The entrance arch leads under the cross vaults of the loggia, beyond which was the central two-story building of which today only the perimeter walls remain; at the center of the clearing is the base of the quadrangular six-meter wide tower, dating back to around the year 1000 and of probable anti-Saracenic origin, which constituted the first fortress in the area.
Opposite the entrance to the castle is the coeval church of San Nicolò which has preserved the upstream side of the original Romanesque building; the portal is from the Gothic period.
Returning to the parvis of the church of Santi Giacomo e Filippo, walk along the small road on the left to visit the nearby small nucleus of sixteenth-century houses; past the vault there is on the left a door with an architrave in carved stone and then a mullioned window whose central column comes from the façade of the church, while on the right there is an archivolt that ends with the ogival stone arch of the gate that once closed the western access to the village.
Going back towards the church, past the last houses, take the downhill path on the left which leads to the Roman fountain in about two hundred meters.
The basin, built in squared stones directly above the spring that feeds it, is more than four meters deep and just as long, protected by a round-arched vault covered with stone chips.
In front of it passes a section of Via Julia Augusta (13 BC) that descended from the hill heading towards the bridge; the natural spring favored the establishment there of a "Mutatio", i.e. a station where travelers could change horses and rest, halfway between the settlements of Albium Ingaunum (Albenga) to the east and Servo and Lucus Bormani (Cervo and Diano Marina) to the west.
From here, looking upstream, you can catch a glimpse of the tower and the church.
Going back, from the road that takes you back to the church, the Roman bridge (later called “di San Giovanni”, i.e. St.
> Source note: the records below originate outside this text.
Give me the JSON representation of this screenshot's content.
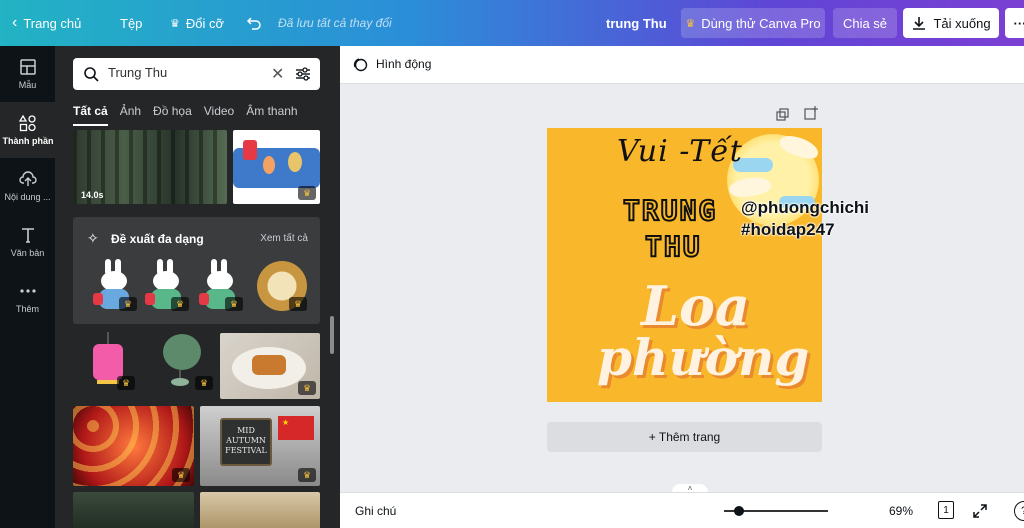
{
  "topbar": {
    "home_label": "Trang chủ",
    "file_label": "Tệp",
    "resize_label": "Đổi cỡ",
    "saved_status": "Đã lưu tất cả thay đổi",
    "doc_title": "trung Thu",
    "try_pro_label": "Dùng thử Canva Pro",
    "share_label": "Chia sẻ",
    "download_label": "Tải xuống",
    "more_label": "···"
  },
  "leftnav": {
    "items": [
      {
        "label": "Mẫu",
        "icon": "template-icon"
      },
      {
        "label": "Thành phần",
        "icon": "elements-icon"
      },
      {
        "label": "Nội dung ...",
        "icon": "upload-icon"
      },
      {
        "label": "Văn bản",
        "icon": "text-icon"
      },
      {
        "label": "Thêm",
        "icon": "more-icon"
      }
    ]
  },
  "panel": {
    "search_value": "Trung Thu",
    "tabs": [
      "Tất cả",
      "Ảnh",
      "Đồ họa",
      "Video",
      "Âm thanh"
    ],
    "video_duration": "14.0s",
    "suggest_title": "Đề xuất đa dạng",
    "see_all": "Xem tất cả",
    "autumn_sign": "MID AUTUMN FESTIVAL"
  },
  "workspace": {
    "animate_label": "Hình động",
    "add_page_label": "+ Thêm trang",
    "notes_label": "Ghi chú",
    "zoom_level": "69%",
    "page_count": "1"
  },
  "design": {
    "line1": "Vui -Tết",
    "line2": "TRUNG",
    "line3": "THU",
    "line4": "Loa",
    "line5": "phường"
  },
  "overlay": {
    "handle": "@phuongchichi",
    "hashtag": "#hoidap247"
  },
  "colors": {
    "canvas_bg": "#f9b82b",
    "panel_bg": "#252627",
    "nav_bg": "#0e1318"
  }
}
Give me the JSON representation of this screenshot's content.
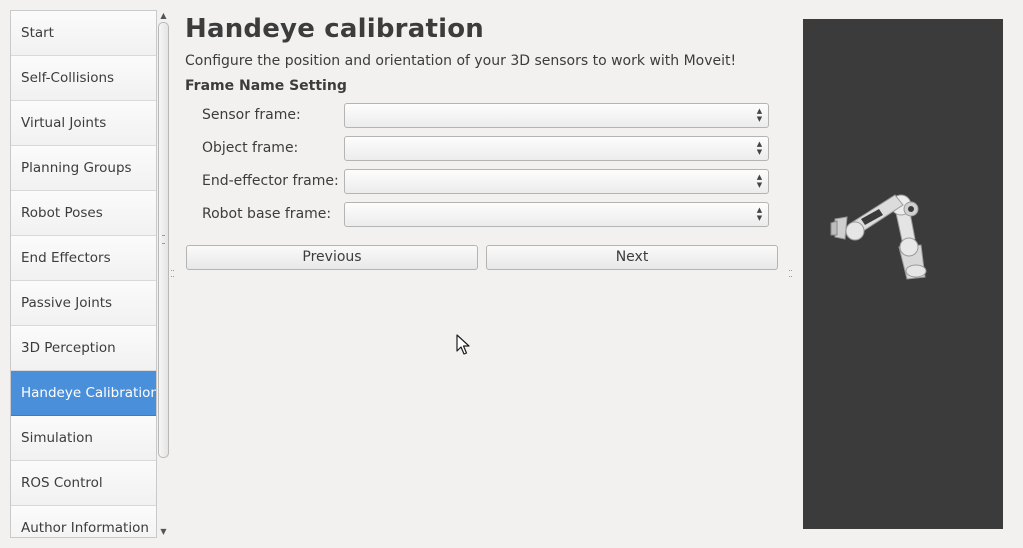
{
  "sidebar": {
    "items": [
      {
        "label": "Start"
      },
      {
        "label": "Self-Collisions"
      },
      {
        "label": "Virtual Joints"
      },
      {
        "label": "Planning Groups"
      },
      {
        "label": "Robot Poses"
      },
      {
        "label": "End Effectors"
      },
      {
        "label": "Passive Joints"
      },
      {
        "label": "3D Perception"
      },
      {
        "label": "Handeye Calibration",
        "active": true
      },
      {
        "label": "Simulation"
      },
      {
        "label": "ROS Control"
      },
      {
        "label": "Author Information"
      }
    ]
  },
  "main": {
    "title": "Handeye calibration",
    "description": "Configure the position and orientation of your 3D sensors to work with Moveit!",
    "section_title": "Frame Name Setting",
    "fields": [
      {
        "label": "Sensor frame:",
        "value": ""
      },
      {
        "label": "Object frame:",
        "value": ""
      },
      {
        "label": "End-effector frame:",
        "value": ""
      },
      {
        "label": "Robot base frame:",
        "value": ""
      }
    ],
    "buttons": {
      "previous": "Previous",
      "next": "Next"
    }
  },
  "colors": {
    "active_item": "#4a8fd9",
    "viewer_background": "#3b3b3b",
    "window_background": "#f2f1f0"
  }
}
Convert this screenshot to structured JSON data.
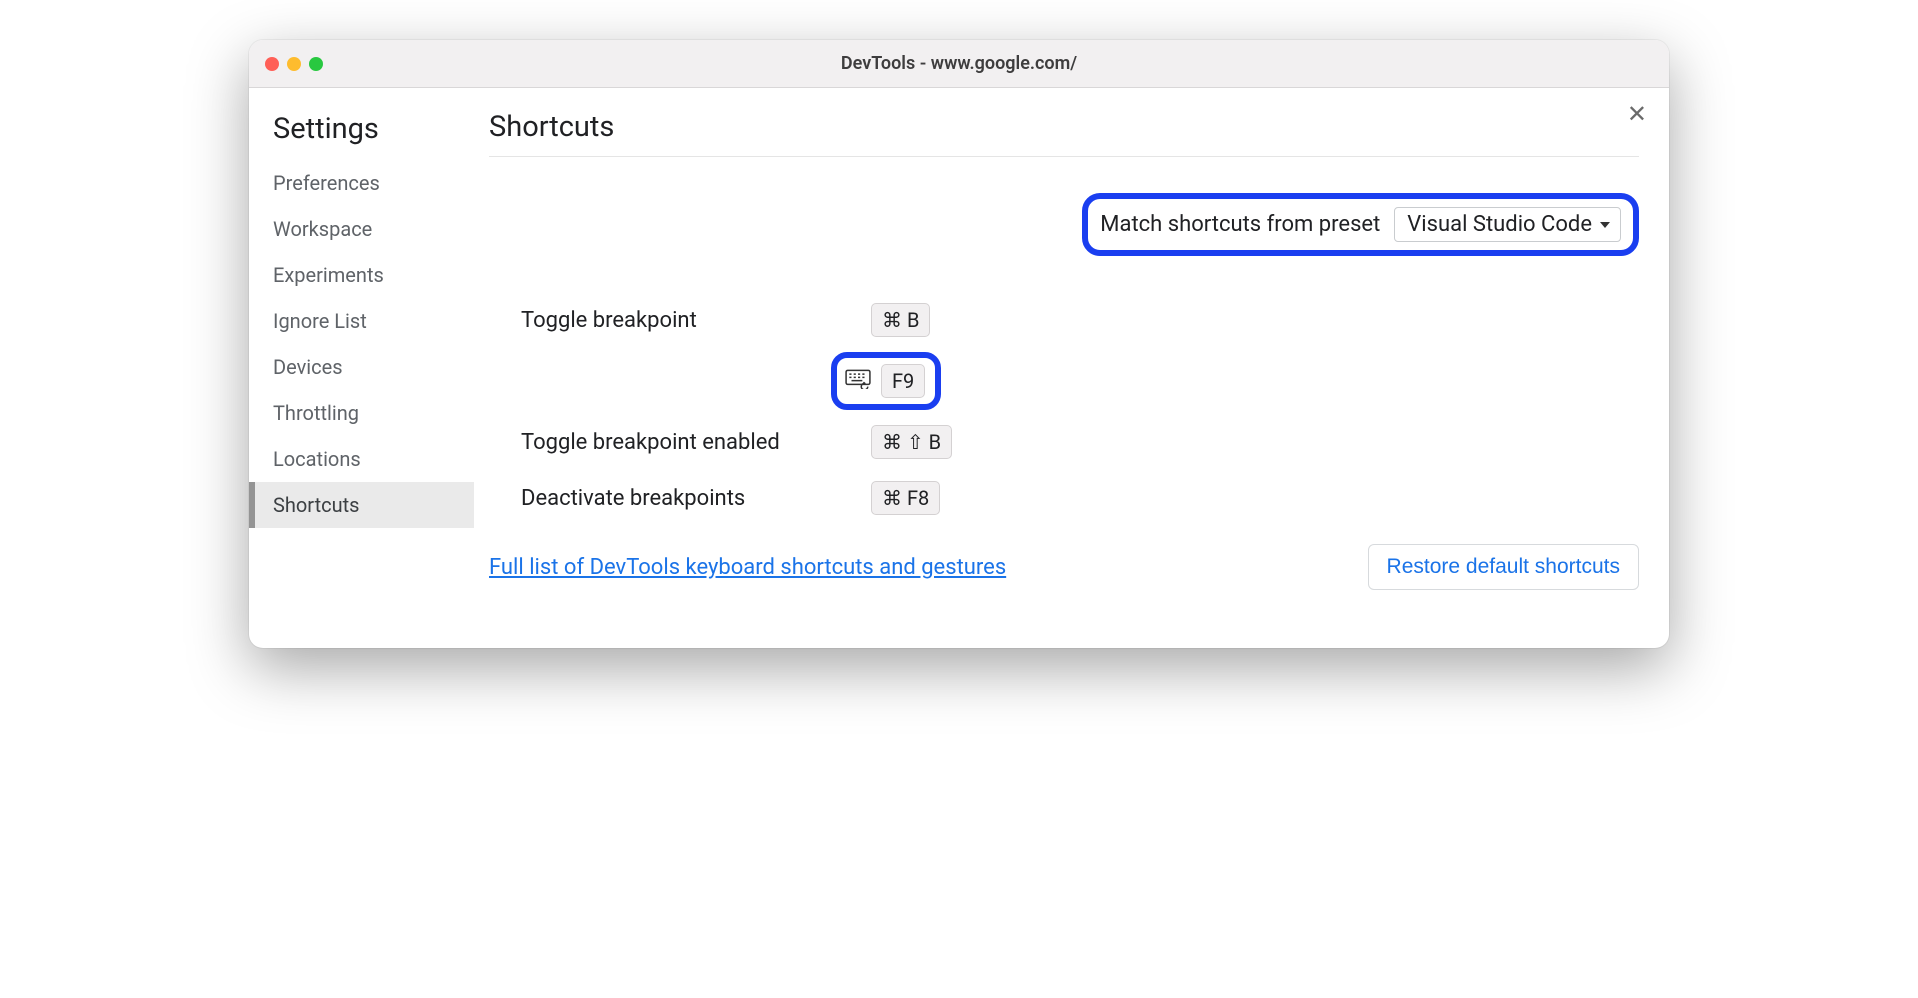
{
  "window": {
    "title": "DevTools - www.google.com/"
  },
  "sidebar": {
    "title": "Settings",
    "items": [
      "Preferences",
      "Workspace",
      "Experiments",
      "Ignore List",
      "Devices",
      "Throttling",
      "Locations",
      "Shortcuts"
    ],
    "activeIndex": 7
  },
  "main": {
    "title": "Shortcuts",
    "preset": {
      "label": "Match shortcuts from preset",
      "value": "Visual Studio Code"
    },
    "f9Key": "F9",
    "shortcuts": [
      {
        "label": "Toggle breakpoint",
        "keys": "⌘ B"
      },
      {
        "label": "Toggle breakpoint enabled",
        "keys": "⌘ ⇧ B"
      },
      {
        "label": "Deactivate breakpoints",
        "keys": "⌘ F8"
      }
    ],
    "link": "Full list of DevTools keyboard shortcuts and gestures",
    "restoreButton": "Restore default shortcuts"
  }
}
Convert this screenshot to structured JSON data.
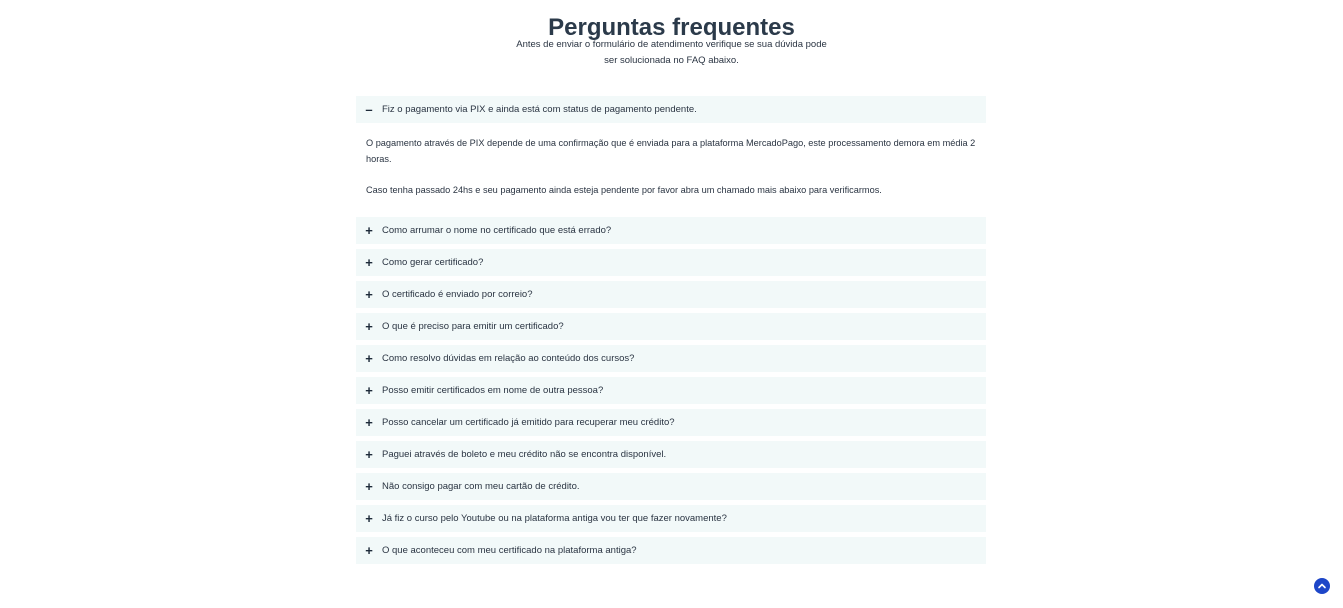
{
  "header": {
    "title": "Perguntas frequentes",
    "subtitle_line1": "Antes de enviar o formulário de atendimento verifique se sua dúvida pode",
    "subtitle_line2": "ser solucionada no FAQ abaixo."
  },
  "faq": {
    "expanded": {
      "toggle": "–",
      "question": "Fiz o pagamento via PIX e ainda está com status de pagamento pendente.",
      "answer_p1": "O pagamento através de PIX depende de uma confirmação que é enviada para a plataforma MercadoPago, este processamento demora em média 2 horas.",
      "answer_p2": "Caso tenha passado 24hs e seu pagamento ainda esteja pendente por favor abra um chamado mais abaixo para verificarmos."
    },
    "collapsed_toggle": "+",
    "items": [
      {
        "question": "Como arrumar o nome no certificado que está errado?"
      },
      {
        "question": "Como gerar certificado?"
      },
      {
        "question": "O certificado é enviado por correio?"
      },
      {
        "question": "O que é preciso para emitir um certificado?"
      },
      {
        "question": "Como resolvo dúvidas em relação ao conteúdo dos cursos?"
      },
      {
        "question": "Posso emitir certificados em nome de outra pessoa?"
      },
      {
        "question": "Posso cancelar um certificado já emitido para recuperar meu crédito?"
      },
      {
        "question": "Paguei através de boleto e meu crédito não se encontra disponível."
      },
      {
        "question": "Não consigo pagar com meu cartão de crédito."
      },
      {
        "question": "Já fiz o curso pelo Youtube ou na plataforma antiga vou ter que fazer novamente?"
      },
      {
        "question": "O que aconteceu com meu certificado na plataforma antiga?"
      }
    ]
  },
  "scroll_top": {
    "icon": "chevron-up-icon",
    "color": "#1d46c8"
  }
}
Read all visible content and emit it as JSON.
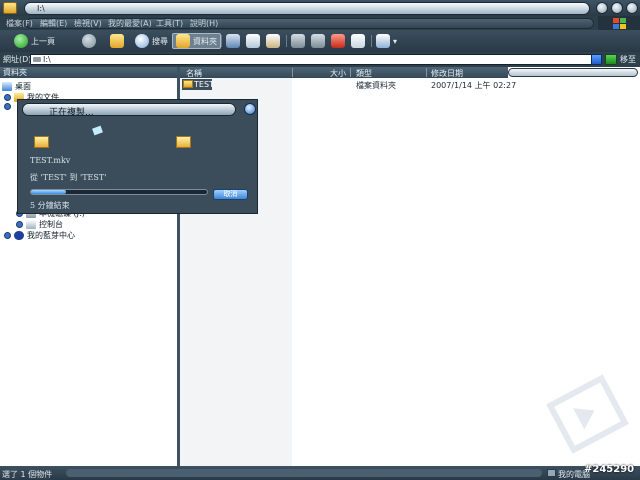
{
  "window": {
    "title": "I:\\"
  },
  "menu": {
    "items": [
      {
        "label": "檔案(F)"
      },
      {
        "label": "編輯(E)"
      },
      {
        "label": "檢視(V)"
      },
      {
        "label": "我的最愛(A)"
      },
      {
        "label": "工具(T)"
      },
      {
        "label": "說明(H)"
      }
    ]
  },
  "toolbar": {
    "back_label": "上一頁",
    "search_label": "搜尋",
    "folders_label": "資料夾"
  },
  "address": {
    "label": "網址(D)",
    "value": "I:\\",
    "go_label": "移至"
  },
  "left_pane": {
    "header": "資料夾",
    "tree": [
      {
        "label": "桌面"
      },
      {
        "label": "我的文件"
      },
      {
        "label": "本機磁碟 (J:)"
      },
      {
        "label": "控制台"
      },
      {
        "label": "我的藍芽中心"
      }
    ]
  },
  "file_list": {
    "columns": [
      {
        "label": "名稱"
      },
      {
        "label": "大小"
      },
      {
        "label": "類型"
      },
      {
        "label": "修改日期"
      }
    ],
    "rows": [
      {
        "name": "TEST",
        "size": "",
        "type": "檔案資料夾",
        "modified": "2007/1/14 上午 02:27"
      }
    ]
  },
  "dialog": {
    "title": "正在複製...",
    "file_name": "TEST.mkv",
    "from_to": "從 'TEST' 到 'TEST'",
    "time_remaining": "5 分鐘結束",
    "cancel_label": "取消",
    "progress": 0.2
  },
  "status": {
    "left": "選了 1 個物件",
    "right": "我的電腦"
  },
  "watermark": "#245290",
  "colors": {
    "chrome": "#3b4e5c",
    "accent": "#3c8dde",
    "selection": "#3b4e5c"
  }
}
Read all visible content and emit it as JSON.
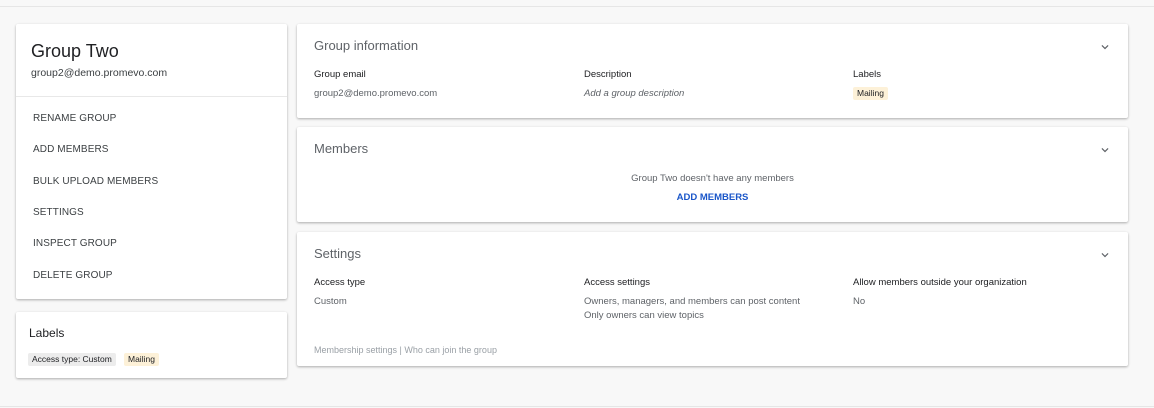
{
  "group": {
    "name": "Group Two",
    "email": "group2@demo.promevo.com",
    "actions": [
      {
        "label": "RENAME GROUP"
      },
      {
        "label": "ADD MEMBERS"
      },
      {
        "label": "BULK UPLOAD MEMBERS"
      },
      {
        "label": "SETTINGS"
      },
      {
        "label": "INSPECT GROUP"
      },
      {
        "label": "DELETE GROUP"
      }
    ]
  },
  "labels_card": {
    "title": "Labels",
    "chips": [
      {
        "label": "Access type: Custom",
        "color": "#ececec"
      },
      {
        "label": "Mailing",
        "color": "#fdf1d8"
      }
    ]
  },
  "group_information": {
    "title": "Group information",
    "email_label": "Group email",
    "email_value": "group2@demo.promevo.com",
    "description_label": "Description",
    "description_placeholder": "Add a group description",
    "labels_label": "Labels",
    "labels_chip": "Mailing"
  },
  "members": {
    "title": "Members",
    "empty_message": "Group Two doesn't have any members",
    "add_link": "ADD MEMBERS"
  },
  "settings": {
    "title": "Settings",
    "access_type_label": "Access type",
    "access_type_value": "Custom",
    "access_settings_label": "Access settings",
    "access_settings_line1": "Owners, managers, and members can post content",
    "access_settings_line2": "Only owners can view topics",
    "outside_label": "Allow members outside your organization",
    "outside_value": "No",
    "membership_link": "Membership settings",
    "separator": " | ",
    "join_link": "Who can join the group"
  },
  "colors": {
    "link_blue": "#1a56c9",
    "chip_yellow": "#fdf1d8",
    "chip_grey": "#ececec"
  },
  "icons": {
    "expand": "chevron-down-icon"
  }
}
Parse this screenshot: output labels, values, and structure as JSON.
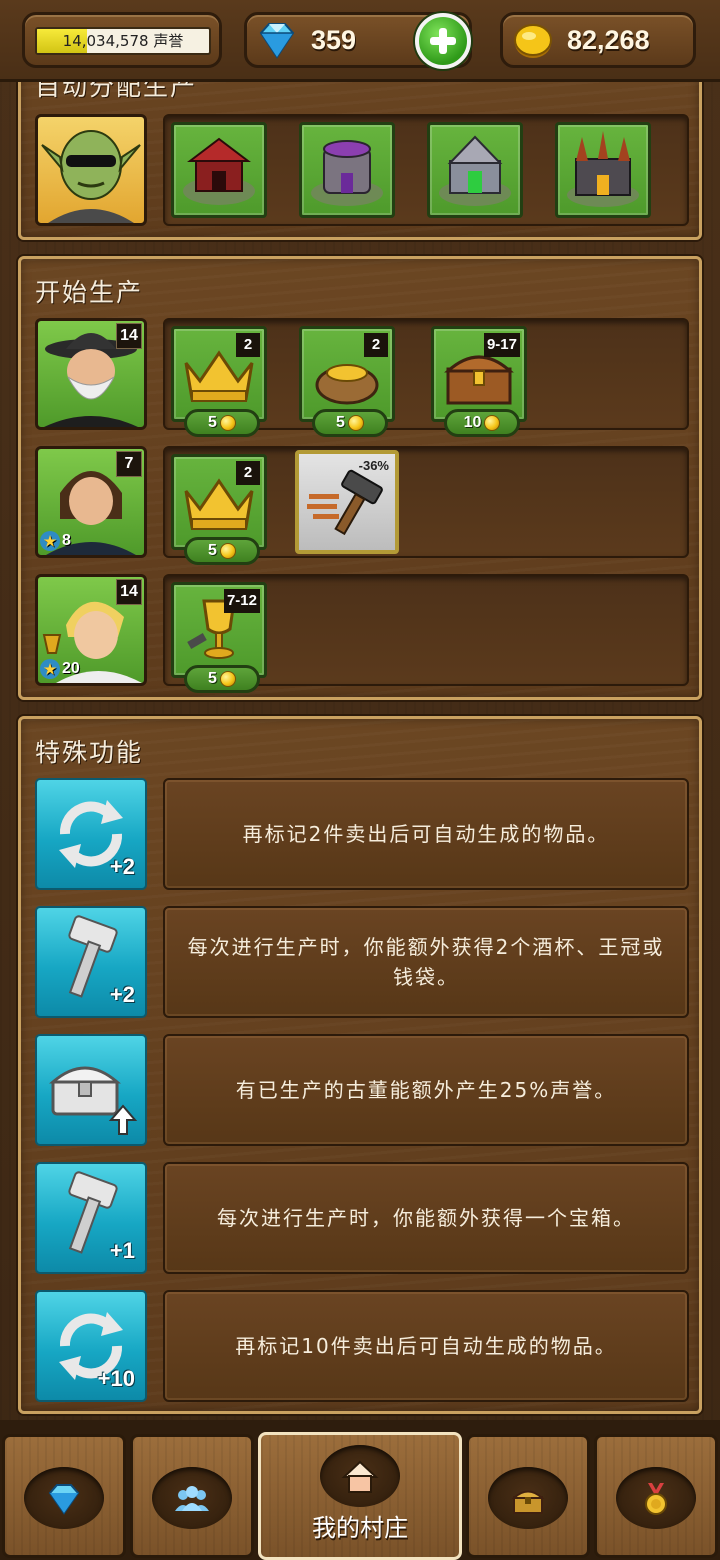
{
  "topbar": {
    "reputation": {
      "value": "14,034,578",
      "unit": "声誉",
      "progress": 0.29
    },
    "gems": {
      "value": "359",
      "icon": "diamond-icon"
    },
    "add_button_icon": "plus-icon",
    "gold": {
      "value": "82,268",
      "icon": "gold-coin-icon"
    }
  },
  "auto_panel": {
    "title": "自动分配生产",
    "manager_icon": "orc-manager-portrait",
    "buildings": [
      "red-tent-building-icon",
      "purple-tower-building-icon",
      "green-temple-building-icon",
      "dark-castle-building-icon"
    ]
  },
  "production": {
    "title": "开始生产",
    "rows": [
      {
        "worker": {
          "icon": "old-wizard-portrait",
          "level": "14",
          "stars": ""
        },
        "items": [
          {
            "icon": "crown-icon",
            "count": "2",
            "cost": "5"
          },
          {
            "icon": "coin-bag-icon",
            "count": "2",
            "cost": "5"
          },
          {
            "icon": "treasure-chest-icon",
            "count": "9-17",
            "cost": "10"
          }
        ]
      },
      {
        "worker": {
          "icon": "young-man-portrait",
          "level": "7",
          "stars": "8"
        },
        "items": [
          {
            "icon": "crown-icon",
            "count": "2",
            "cost": "5"
          }
        ],
        "boost": {
          "icon": "hammer-speed-icon",
          "label": "-36%"
        }
      },
      {
        "worker": {
          "icon": "blond-youth-portrait",
          "level": "14",
          "stars": "20"
        },
        "items": [
          {
            "icon": "goblet-icon",
            "count": "7-12",
            "cost": "5"
          }
        ]
      }
    ]
  },
  "special": {
    "title": "特殊功能",
    "features": [
      {
        "icon": "refresh-icon",
        "badge": "+2",
        "text": "再标记2件卖出后可自动生成的物品。"
      },
      {
        "icon": "hammer-icon",
        "badge": "+2",
        "text": "每次进行生产时，你能额外获得2个酒杯、王冠或钱袋。"
      },
      {
        "icon": "chest-up-icon",
        "badge": "",
        "text": "有已生产的古董能额外产生25%声誉。"
      },
      {
        "icon": "hammer-icon",
        "badge": "+1",
        "text": "每次进行生产时，你能额外获得一个宝箱。"
      },
      {
        "icon": "refresh-icon",
        "badge": "+10",
        "text": "再标记10件卖出后可自动生成的物品。"
      }
    ]
  },
  "nav": {
    "items": [
      {
        "icon": "diamond-icon",
        "label": ""
      },
      {
        "icon": "people-icon",
        "label": ""
      },
      {
        "icon": "house-icon",
        "label": "我的村庄",
        "active": true
      },
      {
        "icon": "treasure-chest-icon",
        "label": ""
      },
      {
        "icon": "medal-icon",
        "label": ""
      }
    ]
  }
}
John's) is clearly visible down in the valley; on this bridge passed Via Julia Augusta heading to Rollo.
One hundred meters long and two meters wide, the bridge crosses the Mérula stream with ten arches, seven of which with a six-meter rope supported by piers with double spurs made of squared stones of clear Roman period; the first two on the west and the first one on the east were rebuilt much larger in the Middle Ages in the typical humpbacked structure.
From the church go back by car along the road already traveled, go around the roundabout and then take the Provincial Road on the right which, controlled on the hills to the left by two circular towers against Saracenic invasions, goes into the valley along the Merula river.